第三章「告白」
09
「本当だよ」
 
「本当に本当?」
 
「本当だって。僕は……僕は矢神久美さんのことが好きです。僕と付き合ってください!」
 
 きっと何度も確認をするのは、彼女が不安なせいだろう――椎名は矢神の心情を察し、優しく、語りかけるように言った。
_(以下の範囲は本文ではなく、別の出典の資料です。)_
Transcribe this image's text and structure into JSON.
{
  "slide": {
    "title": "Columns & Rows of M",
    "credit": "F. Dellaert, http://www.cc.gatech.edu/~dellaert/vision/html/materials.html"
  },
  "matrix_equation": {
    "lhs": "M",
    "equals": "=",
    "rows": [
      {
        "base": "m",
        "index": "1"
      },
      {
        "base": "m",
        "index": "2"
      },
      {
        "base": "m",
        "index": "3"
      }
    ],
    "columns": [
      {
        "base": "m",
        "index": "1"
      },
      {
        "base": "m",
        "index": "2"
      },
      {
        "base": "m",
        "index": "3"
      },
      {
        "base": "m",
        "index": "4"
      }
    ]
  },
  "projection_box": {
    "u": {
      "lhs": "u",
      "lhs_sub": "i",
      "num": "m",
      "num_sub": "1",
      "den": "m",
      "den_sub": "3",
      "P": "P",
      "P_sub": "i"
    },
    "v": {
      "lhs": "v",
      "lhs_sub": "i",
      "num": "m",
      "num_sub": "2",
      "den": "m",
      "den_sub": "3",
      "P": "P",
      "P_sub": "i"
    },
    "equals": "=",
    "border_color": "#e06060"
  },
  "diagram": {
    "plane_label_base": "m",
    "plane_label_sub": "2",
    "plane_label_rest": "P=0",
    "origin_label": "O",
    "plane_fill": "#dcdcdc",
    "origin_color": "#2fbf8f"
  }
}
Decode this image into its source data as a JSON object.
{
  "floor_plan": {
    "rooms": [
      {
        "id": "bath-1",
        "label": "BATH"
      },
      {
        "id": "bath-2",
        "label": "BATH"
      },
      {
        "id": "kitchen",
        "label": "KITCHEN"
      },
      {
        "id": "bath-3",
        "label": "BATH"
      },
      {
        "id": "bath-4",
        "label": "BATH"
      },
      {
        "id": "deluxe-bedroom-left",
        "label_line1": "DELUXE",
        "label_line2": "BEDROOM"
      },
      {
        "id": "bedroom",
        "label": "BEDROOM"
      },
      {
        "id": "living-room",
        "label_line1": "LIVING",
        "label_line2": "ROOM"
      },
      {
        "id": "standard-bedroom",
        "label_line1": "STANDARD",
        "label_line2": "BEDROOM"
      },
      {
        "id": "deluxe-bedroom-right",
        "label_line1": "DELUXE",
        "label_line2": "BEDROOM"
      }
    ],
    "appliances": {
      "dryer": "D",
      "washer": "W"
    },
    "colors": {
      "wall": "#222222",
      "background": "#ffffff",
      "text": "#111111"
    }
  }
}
最後にダメ押しするかのように言い切ると、矢神の瞳から涙が零れ落ちてくる。
 
「矢神さん……」
 
 椎名は、差していた傘を閉じ、彼女の肩に手をかけた。華奢な肩は小刻みに震えている。彼は一瞬躊躇(ためら)ったが、思い切って矢神を自身の胸元まで抱き寄せた。彼女もそれを受け入れ、椎名の胸元が彼女の流した涙で濡れる。
 
「返事はOKってことでいいのかな?」
 
 椎名の問いかけに矢神はウンウンと頷く。告白が成功し、安堵の表情を浮かべる椎名は、矢神の頭を撫でた。サラサラした髪の毛が手のひらを刺激し、シャンプーの匂いが鼻腔から伝わる。
 
「あれ? 雨、上がったのかな?」
 
 椎名の言葉に矢神は顔を上げた。いつの間にか雨は止んだようだ。矢神は差していた傘を閉じると、空を見上げた。釣られるように、椎名も空を見上げる。上空は雲がかかっているものの、雲の切れ間から月が垣間見れた。
 
「止んだみたいだね」
 
 矢神の言葉に、椎名は「ウン」と返事をしながら頷く。視線を空から胸元にいる矢神に向けて、言葉を放つ。